Who's in Your Doghouse?

We get mad. We get cranky. We judge. We blame. We put people on ice. Send them to Siberia. Put them in the doghouse. And there they stay, sometimes for a very looooooong time.

But it can be exhausting to be annoyed at too many individual people at any one time. And you miss out on all their otherwise goodness, if you do.

So, if you're thinking that your doghouse needs a room addition this spring, maybe it's a good time to take stock of who's in there and when they might be up for parole.

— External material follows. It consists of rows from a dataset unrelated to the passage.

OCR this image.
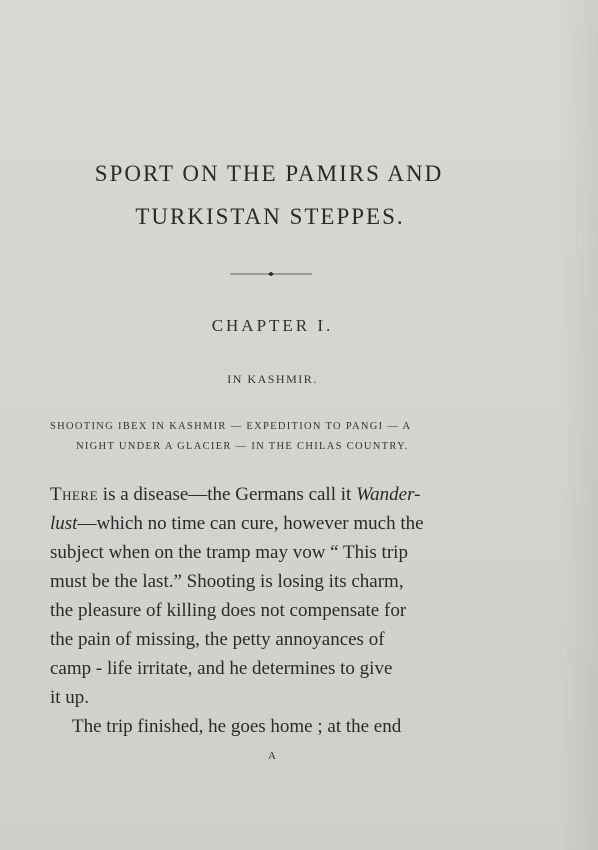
SPORT ON THE PAMIRS AND
TURKISTAN STEPPES.
CHAPTER I.
IN KASHMIR.
SHOOTING IBEX IN KASHMIR — EXPEDITION TO PANGI — A
NIGHT UNDER A GLACIER — IN THE CHILAS COUNTRY.
There is a disease—the Germans call it Wander-
lust—which no time can cure, however much the
subject when on the tramp may vow “ This trip
must be the last.” Shooting is losing its charm,
the pleasure of killing does not compensate for
the pain of missing, the petty annoyances of
camp - life irritate, and he determines to give
it up.
The trip finished, he goes home ; at the end
A
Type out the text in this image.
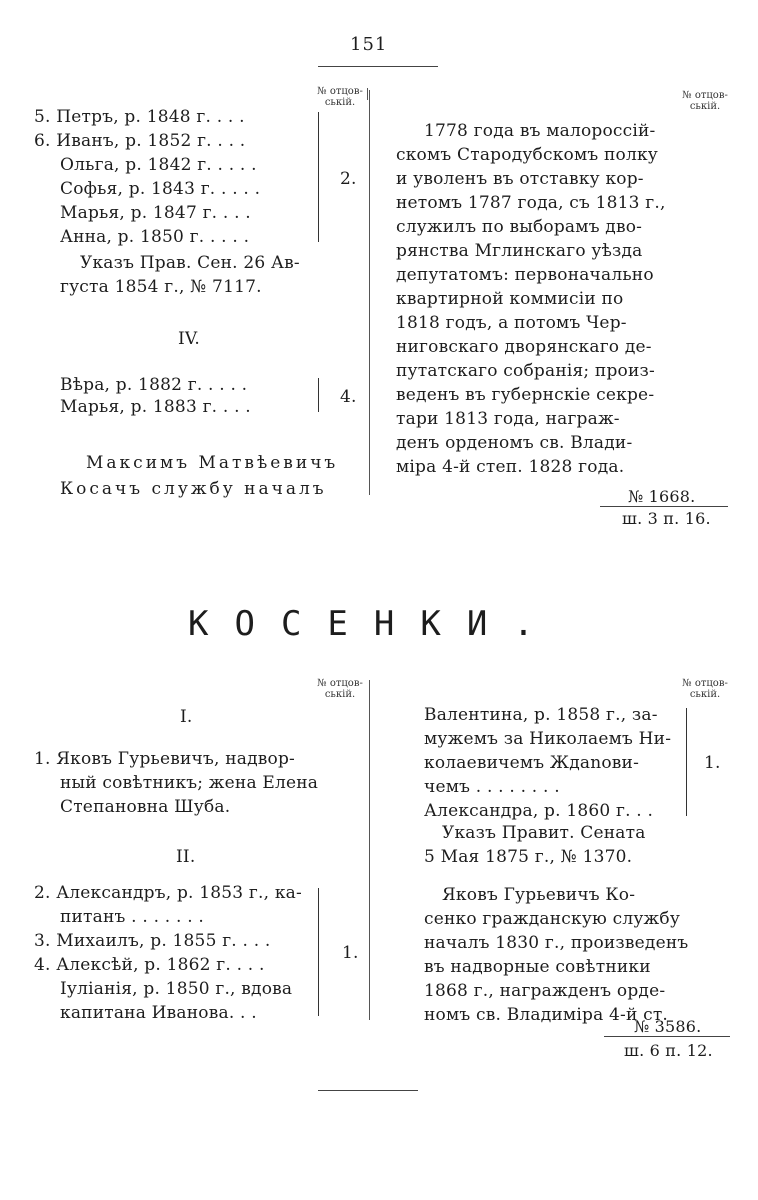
151
№ отцов-ській.
№ отцов-ській.
5. Петръ, р. 1848 г. . . .
6. Иванъ, р. 1852 г. . . .
Ольга, р. 1842 г. . . . .
Софья, р. 1843 г. . . . .
Марья, р. 1847 г. . . .
Анна, р. 1850 г. . . . .
2.
Указъ Прав. Сен. 26 Ав-
густа 1854 г., № 7117.
IV.
Вѣра, р. 1882 г. . . . .
Марья, р. 1883 г. . . .	4.
Максимъ Матвѣевичъ
Косачъ службу началъ
1778 года въ малороссій-
скомъ Стародубскомъ полку
и уволенъ въ отставку кор-
нетомъ 1787 года, съ 1813 г.,
служилъ по выборамъ дво-
рянства Мглинскаго уѣзда
депутатомъ: первоначально
квартирной коммисіи по
1818 годъ, а потомъ Чер-
ниговскаго дворянскаго де-
путатскаго собранія; произ-
веденъ въ губернскіе секре-
тари 1813 года, награж-
денъ орденомъ св. Влади-
міра 4-й степ. 1828 года.
№ 1668.
ш. 3 п. 16.
КОСЕНКИ.
№ отцов-ській.
№ отцов-ській.
I.
1. Яковъ Гурьевичъ, надвор-
ный совѣтникъ; жена Елена
Степановна Шуба.
II.
2. Александръ, р. 1853 г., ка-
питанъ . . . . . . .
3. Михаилъ, р. 1855 г. . . .
4. Алексѣй, р. 1862 г. . . .
Іуліанія, р. 1850 г., вдова
капитана Иванова. . .
1.
Валентина, р. 1858 г., за-
мужемъ за Николаемъ Ни-
колаевичемъ Ждanови-
чемъ . . . . . . . .
Александра, р. 1860 г. . .
1.
Указъ Правит. Сената
5 Мая 1875 г., № 1370.
Яковъ Гурьевичъ Ко-
сенко гражданскую службу
началъ 1830 г., произведенъ
въ надворные совѣтники
1868 г., награжденъ орде-
номъ св. Владиміра 4-й ст.
№ 3586.
ш. 6 п. 12.
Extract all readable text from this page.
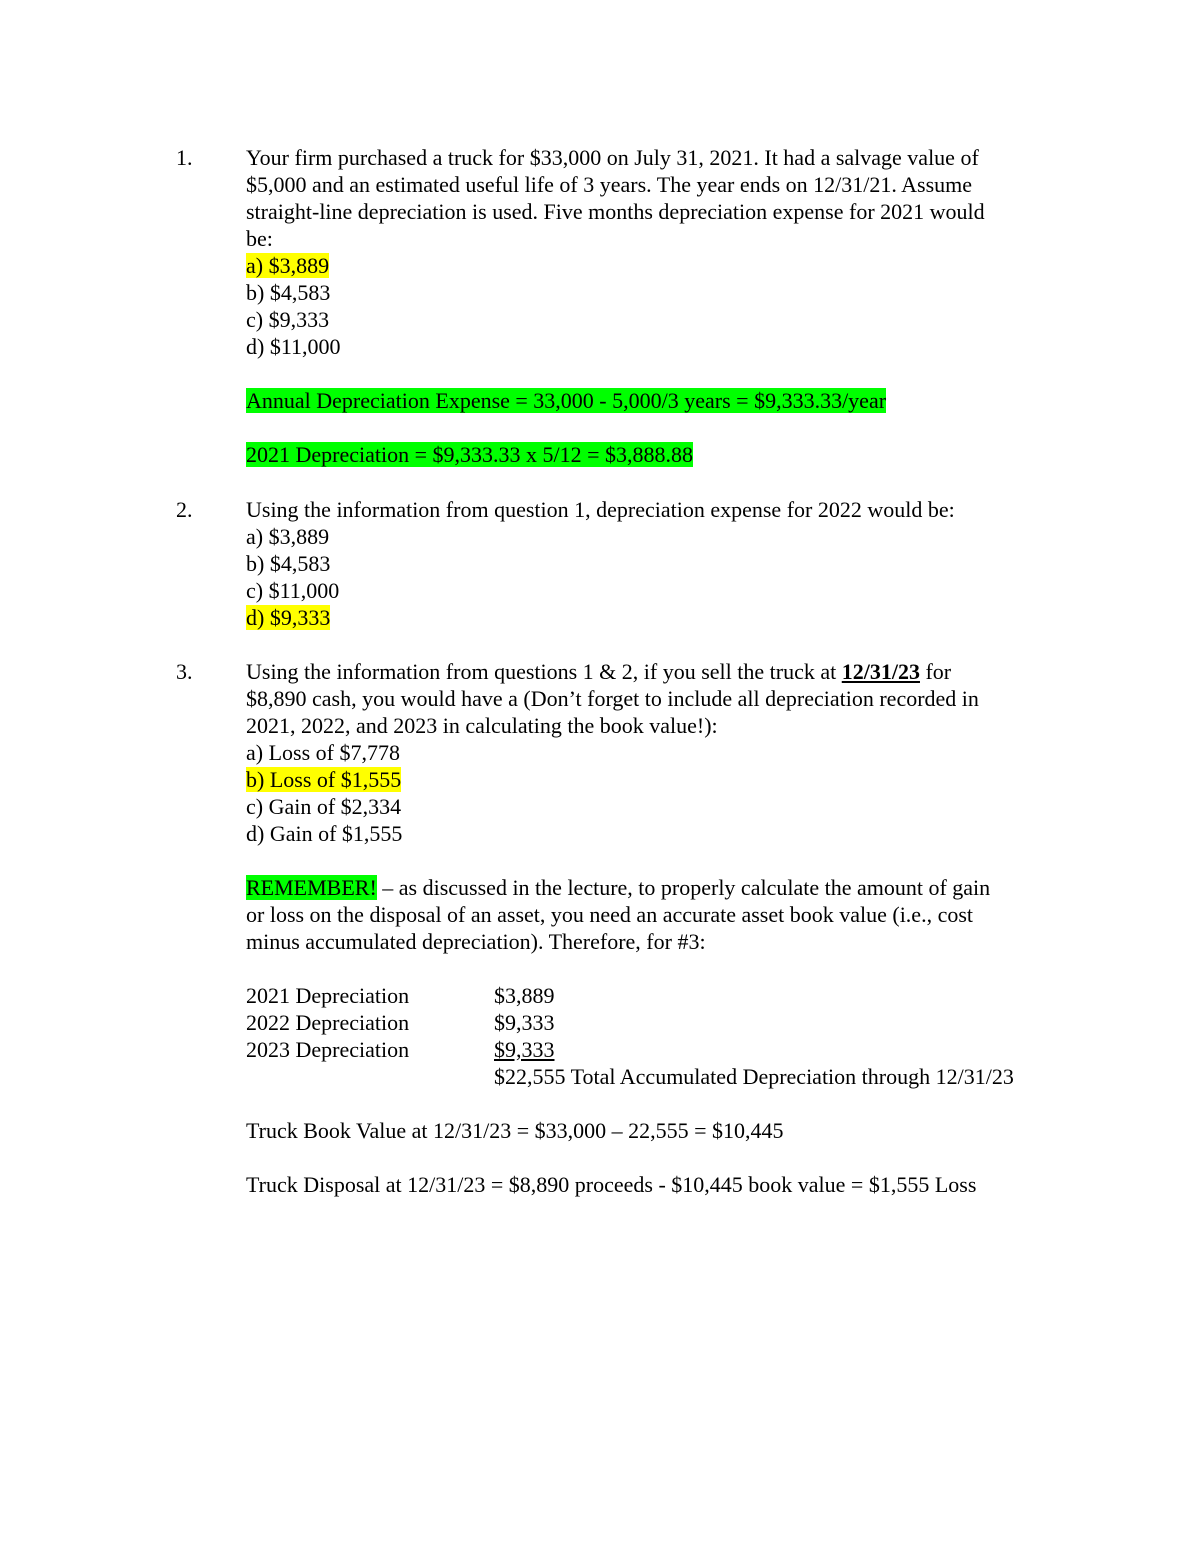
1. Your firm purchased a truck for $33,000 on July 31, 2021. It had a salvage value of
$5,000 and an estimated useful life of 3 years. The year ends on 12/31/21. Assume
straight-line depreciation is used. Five months depreciation expense for 2021 would
be:
a) $3,889
b) $4,583
c) $9,333
d) $11,000
Annual Depreciation Expense = 33,000 - 5,000/3 years = $9,333.33/year
2021 Depreciation = $9,333.33 x 5/12 = $3,888.88
2. Using the information from question 1, depreciation expense for 2022 would be:
a) $3,889
b) $4,583
c) $11,000
d) $9,333
3. Using the information from questions 1 & 2, if you sell the truck at 12/31/23 for
$8,890 cash, you would have a (Don’t forget to include all depreciation recorded in
2021, 2022, and 2023 in calculating the book value!):
a) Loss of $7,778
b) Loss of $1,555
c) Gain of $2,334
d) Gain of $1,555
REMEMBER! – as discussed in the lecture, to properly calculate the amount of gain
or loss on the disposal of an asset, you need an accurate asset book value (i.e., cost
minus accumulated depreciation). Therefore, for #3:
2021 Depreciation	$3,889
2022 Depreciation	$9,333
2023 Depreciation	$9,333
$22,555 Total Accumulated Depreciation through 12/31/23
Truck Book Value at 12/31/23 = $33,000 – 22,555 = $10,445
Truck Disposal at 12/31/23 = $8,890 proceeds - $10,445 book value = $1,555 Loss
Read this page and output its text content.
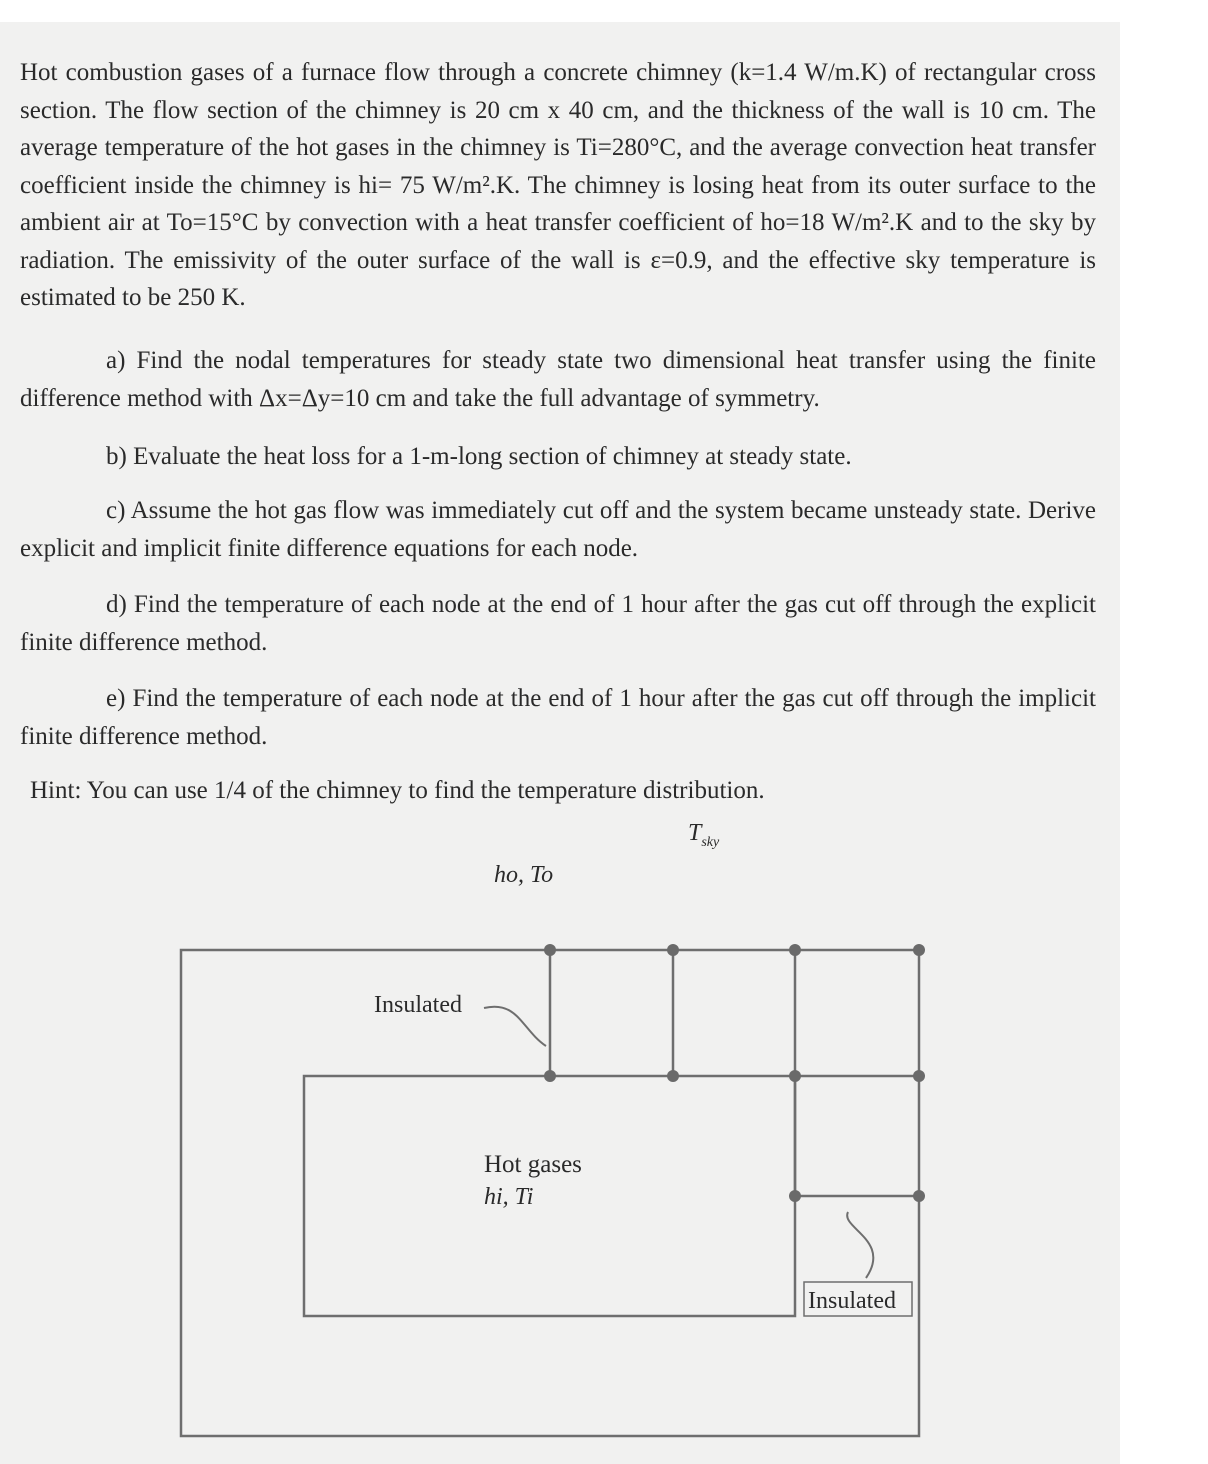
Hot combustion gases of a furnace flow through a concrete chimney (k=1.4 W/m.K) of rectangular cross section. The flow section of the chimney is 20 cm x 40 cm, and the thickness of the wall is 10 cm. The average temperature of the hot gases in the chimney is Ti=280°C, and the average convection heat transfer coefficient inside the chimney is hi= 75 W/m².K. The chimney is losing heat from its outer surface to the ambient air at To=15°C by convection with a heat transfer coefficient of ho=18 W/m².K and to the sky by radiation. The emissivity of the outer surface of the wall is ε=0.9, and the effective sky temperature is estimated to be 250 K.

a) Find the nodal temperatures for steady state two dimensional heat transfer using the finite difference method with Δx=Δy=10 cm and take the full advantage of symmetry.

b) Evaluate the heat loss for a 1-m-long section of chimney at steady state.

c) Assume the hot gas flow was immediately cut off and the system became unsteady state. Derive explicit and implicit finite difference equations for each node.

d) Find the temperature of each node at the end of 1 hour after the gas cut off through the explicit finite difference method.

e) Find the temperature of each node at the end of 1 hour after the gas cut off through the implicit finite difference method.

Hint: You can use 1/4 of the chimney to find the temperature distribution.

$T_{sky}$
ho, To
Insulated
Hot gases
hi, Ti
Insulated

Here's how to tell if it might be time to turn the page:
  1. If you can't remember exactly why you're mad at someone, it might be time to forgive and forget;
  2. If your 'why' is more than 7 days old, it might be time to just let go of it, already;
  3. If you've been waiting for the other person to apologize, it might be time for you to be the one who extends the olive branch first;
  4. If you're not sure what to say, it might be time to just jump in and start swimming;
  5. If your righteous indignation has taken control of your spirit, it might be time to focus back on all that's good in the world.

Or you can just stay mad.

But, it might be easier to just give some people the benefit of the doubt and let them out of your doghouse; let them get back in your good graces, as it were.

Not only will that save you the trouble of having to build a bigger place for all these troublemakers, it will also create some much-needed space for the next batch of ne'er-do-wells who will likely be getting on your bad side, moving forward.